Kevin Carey from Ed Sector has done it again. He’s come up with yet another argument that fails to pass even the most basic smell test. A few weeks ago, I picked on Kevin for making the argument that while charter schools, on average, are average, really good charter schools are better than average. Or, as he himself phrased it:
reasonable people acknowledge that the best charter schools–let’s call them “high-quality” charter schools–are really good
I myself am reasonable on occasion and fully accept this premise. Some schools are really good, and some not so good. And that applies to charter schools and non-charters alike, as I show in my recent post Searching for Superguy.
Well, last week Kevin Carey did it again – made a claim that simply doesn’t even pass the most basic smell test. In the New York Times Room for Debate series on value-added measurement of teachers, Carey argued that Value-added measures would protect teachers from favoritism. Principals would no-longer be able to go after certain teachers based on their own personal biases. Teachers would be able to back up their “real” performance with hard data. Here’s a quote:
“Value-added analysis can protect teachers from favoritism by using hard numbers and allow those with unorthodox methods to prove their worth.” (Kevin Carey, here)

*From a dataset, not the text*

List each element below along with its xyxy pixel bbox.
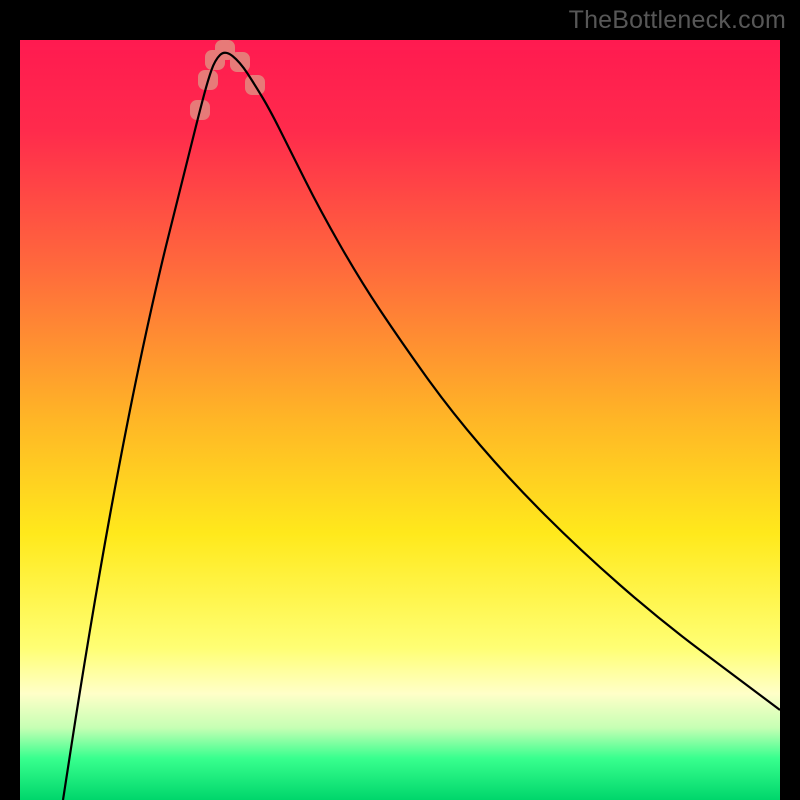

The reality is that value-added measures simply create new opportunities to manipulate teacher evaluations through favoritism. In fact, it might even be easier to get a teacher fired by making sure the teacher has a weak value-added scorecard. Because value-added estimates are sensitive to non-random assignment of students, principals can easily manipulate the distributions of disruptive students, students with special needs, students with weak prior growth and other factors, which, if not fully accounted for by the VA model will bias teacher ratings. And some factors – like disruptive students, or those who simply don’t give a $#*! won’t (and can’t) be addressed in the VA models. That is, a clever principal can use the VA non-random assignment bias to create a statistical illusion that a teacher is a bad teacher. One might argue that some principals likely already engage in a practice of assigning more “difficult” students to certain teachers – those less favored by the principal. So, even if the principal is less clever and merely spiteful, the same effect can occur.
I wrote in an earlier post about the types of contractual protections teachers should argue for, in order to protect against such practices:
The language in the class size/random assignment clause will have to be pretty precise to guarantee that each teacher is treated fairly – in a purely statistical sense. Teachers should negotiate for a system that guarantees “comparable class size across teachers – not to deviate more than X” and that year to year student assignment to classes should be managed through a “stratified randomized lottery system with independent auditors to oversee that system.” Stratified by disability classification, poverty status, language proficiency, neighborhood context, number of books in each child’s home setting, etc. That is, each class must be equally balanced with a randomly (lottery) selected set of children by each relevant classification.
This may all sound absurd, but sadly, under policies requiring high stakes decisions such as dismissal to be based on value added measures, this stuff will likely become necessary. And, it will severely constrain principals who wish to work closely with teachers on making thoughtful, individualized classroom assignments for students. I address the new incentives of teachers to avoid taking on the “tough” cases in this post: http://schoolfinance101.wordpress.com/2010/09/01/kids-who-don%E2%80%99t-give-a-sht/
Technical follow-up: I noticed that Kevin Carey claims that VA measures “level the playing field for teachers who are assigned students of different ability.” This statement, as a general conclusion, is wrong.
a) VA measures do account for the initial performance level of individual students, or they would not be VA measures. Even this becomes problematic when measures are annual rather than fall/spring, so that summer learning loss is included in the year to year gain. An even more thorough approach for reducing model bias is to have multiple years of lagged scores on each child in order to estimate the extent to which a teacher can change a child’s trajectory (growth curve). That makes it more difficult to evaluate 3rd or 4th grade teachers, where many lagged scores aren’t yet available. The LAT model may have had multiple years of data on each teacher, but didn’t have multiple lagged scores on each child. All that the LAT approach does is to generate a more stable measure for a teacher, even if it is merely a stable measure of the bias of which students that teacher typically has assigned to him/her.
b) VA measures might crudely account for socio-economic status, disability status or language proficiency status, which may also affect learning gains. But, typical VA models, like the LA Times model by Buddin tend to use relatively crude, dichotomous proxies/indicators for these things. They don’t effectively capture the range of differences among kids. They don’t capture numerous potentially important, unmeasured differences. Nor do they typically capture classroom composition – peer group – effect which has been shown to be significant in many studies, whether measured by racial/ethnic/socioeconomic composition of the peer group or by average performance of the peer group.
c) For students who have more than one teacher across subjects (and/or teaching aides/assistants), each teacher’s VA measures may be influenced by the other teachers serving the same students.
I could go on, but recommend revisiting my previous posts on the topic where I have already addressed most of these concerns.